Anna Łajming.

Anna Łajming (née Anna Żmuda Trzebiatowska; 24 July 1904 in the Kashubian village of Przymuszewo, Chojnice County – 13 July 2003 in Słupsk, Pomeranian Voivodeship, Poland), one of thirteen children born to Jan and Marianna Żmuda Trzebiatowski.

Anna Lajming Street in Słupsk, Poland

Although Anna Łajming was a prolific writer of Kashubian and Polish short stories, novels, memoirs, and plays, she did not publish her first work until 1958. As a young woman, she did clerical work in various towns including Tczew, where she met and married in 1929 a Tsarist Russian refugee named Nikolai Łajming.
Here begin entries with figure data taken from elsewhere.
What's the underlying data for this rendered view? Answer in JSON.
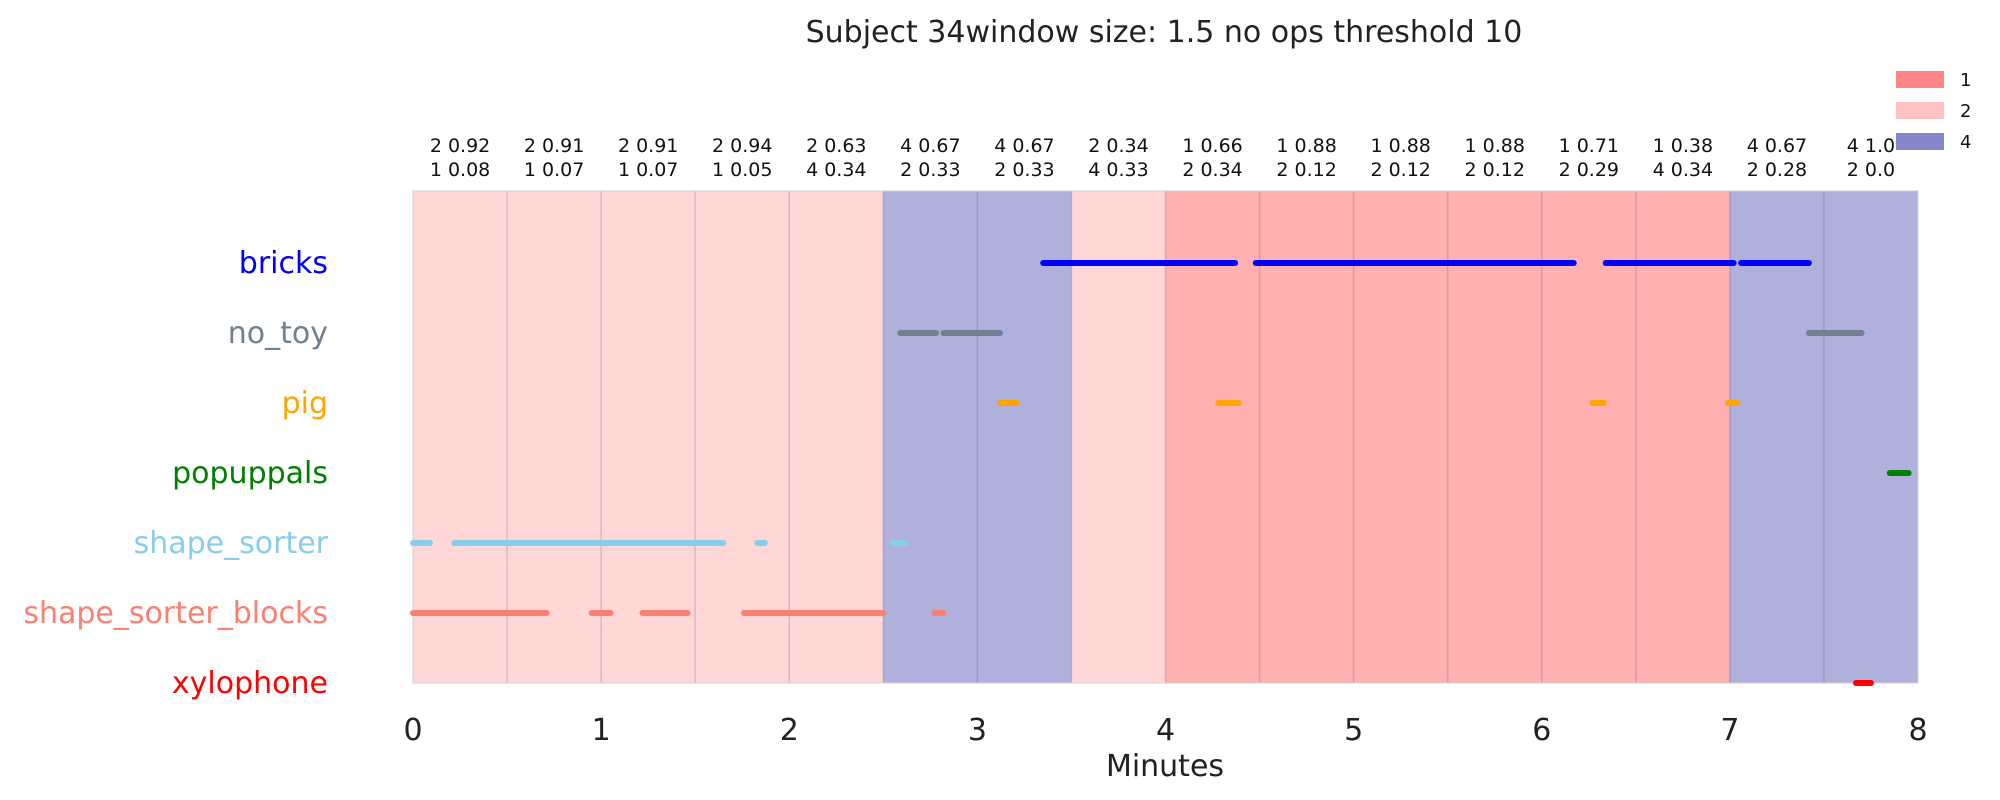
{
  "chart_data": {
    "type": "timeline",
    "title": "Subject 34window size: 1.5 no ops threshold 10",
    "xlabel": "Minutes",
    "xlim": [
      0,
      8
    ],
    "x_ticks": [
      "0",
      "1",
      "2",
      "3",
      "4",
      "5",
      "6",
      "7",
      "8"
    ],
    "colors": {
      "1": "#ff7f7f",
      "2": "#ffbfbf",
      "4": "#8080c8"
    },
    "legend": {
      "placement": "top-right",
      "entries": [
        "1",
        "2",
        "4"
      ]
    },
    "windows": [
      {
        "start": 0.0,
        "end": 0.5,
        "state": "2",
        "line1": "2 0.92",
        "line2": "1 0.08"
      },
      {
        "start": 0.5,
        "end": 1.0,
        "state": "2",
        "line1": "2 0.91",
        "line2": "1 0.07"
      },
      {
        "start": 1.0,
        "end": 1.5,
        "state": "2",
        "line1": "2 0.91",
        "line2": "1 0.07"
      },
      {
        "start": 1.5,
        "end": 2.0,
        "state": "2",
        "line1": "2 0.94",
        "line2": "1 0.05"
      },
      {
        "start": 2.0,
        "end": 2.5,
        "state": "2",
        "line1": "2 0.63",
        "line2": "4 0.34"
      },
      {
        "start": 2.5,
        "end": 3.0,
        "state": "4",
        "line1": "4 0.67",
        "line2": "2 0.33"
      },
      {
        "start": 3.0,
        "end": 3.5,
        "state": "4",
        "line1": "4 0.67",
        "line2": "2 0.33"
      },
      {
        "start": 3.5,
        "end": 4.0,
        "state": "2",
        "line1": "2 0.34",
        "line2": "4 0.33"
      },
      {
        "start": 4.0,
        "end": 4.5,
        "state": "1",
        "line1": "1 0.66",
        "line2": "2 0.34"
      },
      {
        "start": 4.5,
        "end": 5.0,
        "state": "1",
        "line1": "1 0.88",
        "line2": "2 0.12"
      },
      {
        "start": 5.0,
        "end": 5.5,
        "state": "1",
        "line1": "1 0.88",
        "line2": "2 0.12"
      },
      {
        "start": 5.5,
        "end": 6.0,
        "state": "1",
        "line1": "1 0.88",
        "line2": "2 0.12"
      },
      {
        "start": 6.0,
        "end": 6.5,
        "state": "1",
        "line1": "1 0.71",
        "line2": "2 0.29"
      },
      {
        "start": 6.5,
        "end": 7.0,
        "state": "1",
        "line1": "1 0.38",
        "line2": "4 0.34"
      },
      {
        "start": 7.0,
        "end": 7.5,
        "state": "4",
        "line1": "4 0.67",
        "line2": "2 0.28"
      },
      {
        "start": 7.5,
        "end": 8.0,
        "state": "4",
        "line1": "4 1.0",
        "line2": "2 0.0"
      }
    ],
    "series": [
      {
        "name": "bricks",
        "color": "#0000ff",
        "segments": [
          [
            3.35,
            4.37
          ],
          [
            4.48,
            6.17
          ],
          [
            6.34,
            7.02
          ],
          [
            7.06,
            7.42
          ]
        ]
      },
      {
        "name": "no_toy",
        "color": "#708090",
        "segments": [
          [
            2.59,
            2.78
          ],
          [
            2.82,
            3.12
          ],
          [
            7.42,
            7.7
          ]
        ]
      },
      {
        "name": "pig",
        "color": "#ffa500",
        "segments": [
          [
            3.12,
            3.21
          ],
          [
            4.28,
            4.39
          ],
          [
            6.27,
            6.33
          ],
          [
            6.99,
            7.04
          ]
        ]
      },
      {
        "name": "popuppals",
        "color": "#008000",
        "segments": [
          [
            7.85,
            7.95
          ]
        ]
      },
      {
        "name": "shape_sorter",
        "color": "#87ceeb",
        "segments": [
          [
            0.0,
            0.09
          ],
          [
            0.22,
            1.65
          ],
          [
            1.83,
            1.87
          ],
          [
            2.55,
            2.62
          ]
        ]
      },
      {
        "name": "shape_sorter_blocks",
        "color": "#fa8072",
        "segments": [
          [
            0.0,
            0.71
          ],
          [
            0.95,
            1.05
          ],
          [
            1.22,
            1.46
          ],
          [
            1.76,
            2.5
          ],
          [
            2.77,
            2.82
          ]
        ]
      },
      {
        "name": "xylophone",
        "color": "#ff0000",
        "segments": [
          [
            7.67,
            7.75
          ]
        ]
      }
    ]
  }
}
They were the parents of a daughter, Wera, and a son, Włodzimierz.[1] In 1953 she and her family moved to Słupsk, where her husband's White Russian background would attract less unfavorable notice.[2] In 2011, Blanche Krbechek and Stanisław Frymark published The Four Leafed Clover, an English translation of her 1985 short story collection Czterolistna Koniczyna.[3]

In 1974, Anna Łajming was awarded the "Stolem" medal by the Kashubian-Pomeranian Association for her contributions to Kashubian culture.[4] On 29 March 2000 she was named an honorary citizen of the city of Słupsk. In 2005, the city of Słupsk named Anna Łajming Street (ulica ul. Anny Łajming) in her honor.